Just as the ordinary polynomial \(2x^2+x-1\) can be factored into the form \((x+1)(2x-1)\), the tropical polynomial \(y=2x^2 \oplus x \oplus -1\) has the unique factorization

\[2 \otimes (x \oplus -2) (x \oplus -1).\]

The constants –2 and –1 appearing in these factors correspond to the “bend points” in the graph of the function, and they play a role analogous to the roots of the ordinary polynomial. They are values of the variable \(x\) where two or more of the linear constraints are simultaneously satisfied. The locus of all such points is the solution set, the object of particular interest to the algebraic geometers.

For a polynomial in one variable, the solution set generally consists of isolated points. The situation gets hairier in higher dimensions, where the solution sets become algebraic “curves”—though they sure don’t look very curvaceous. Take the two-variable tropical polynomial function \(z(x,y) = x^2 \oplus y^2 \oplus 1\). The three terms of the polynomial define three planes in \(\mathcal{R}^3\), and the value of the function is the lower envelope of these planes:

xy-polynomial-3d.png

The “bend points” are now “bend lines” where the planes intersect.
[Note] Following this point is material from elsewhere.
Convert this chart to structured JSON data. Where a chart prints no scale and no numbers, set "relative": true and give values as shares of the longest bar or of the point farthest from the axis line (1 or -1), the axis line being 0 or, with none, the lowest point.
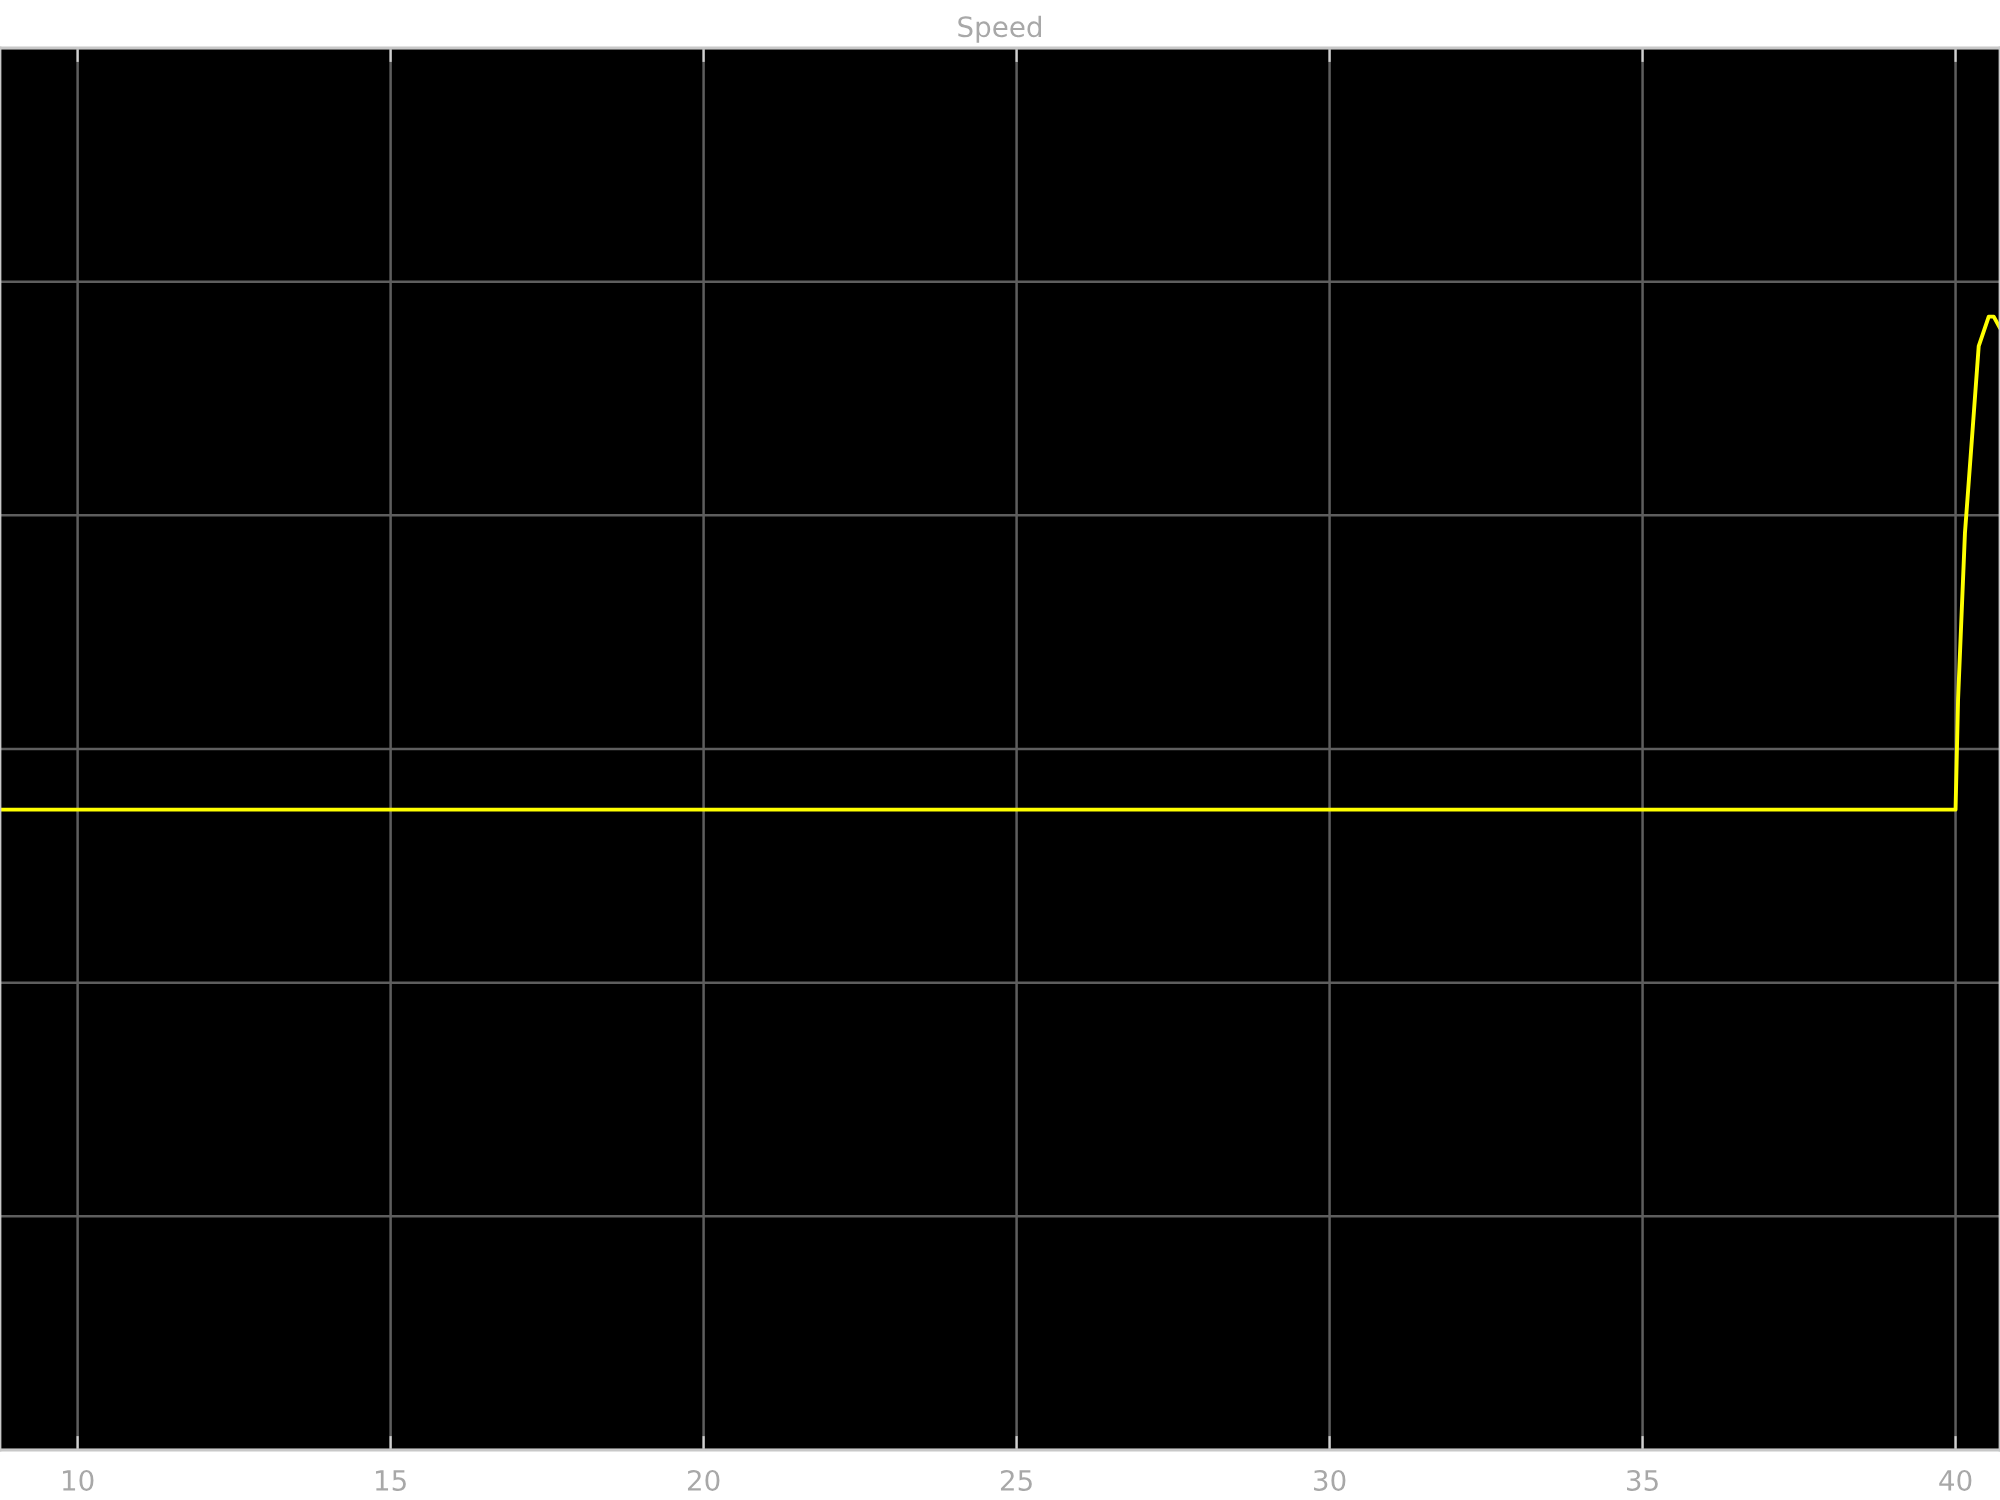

Projected onto the \(x,y\) plane, this tropical “curve” has a distinctive Y-shaped form. zxy-solution-set.png At right, the rays in red represent the solution set. They divide the plane into three regions, in each of which a different linear relation has minimal height; the rays themselves define the locus of points where two (or, at the origin, all three) of the terms are minimal. This trident motif is preserved in all tropical curves, not just this simple example. The illustration on the cover of Mathematics Magazine shows a more complicated graph, part of a proof of the tropical version of Bézout’s theorem. (The theorem states, with various caveats, that two algebraic curves of degree m and n intersect in mn points. If I understand correctly, it carries over fully from “temperate” to tropical mathematics.)

The mere idea of reconstructing all of arithmetic with different operations, and then building higher-level structures (algebra, geometry) on top of this new foundation—all that’s enough fun to justify the project. But it seems there are also practical applications. Speyer and Sturmfels discuss a biological problem: Given genetic sequences that define pairwise distances between species, construct a phylogenetic tree showing the evolutionary history of the species. Tropical arithmetic turns out to be useful in finding a tree where all the distances are metrically consistent—that is, they obey the triangle inequality.

That’s about as far as I’ve been able to get in my explorations of the tropical latitudes. But in closing I’d like to say another word about the naming of things in science and mathematics. My sober, fuddy-duddy opinion is that we’d be better off in the long run giving things plain, descriptive names, without too much metaphorical spin on them. Physicists once had a lot of fun with quarks and gluons, charm and strangeness, infrared slavery and ultraviolet freedom; but eventually the joke wears thin. I gather that biologists are now regretting the game of giving genes names like Sonic Hedgehog. Tropical mathematics may also get tired of explaining over and over again about “the French view of Brazil.” On the other hand, I have to admit that if all those papers and workshops had talked about min-plus algebra, they never would have caught my eye.

Update 2009-08-25: I’ve just learned that Imre Simon died August 12.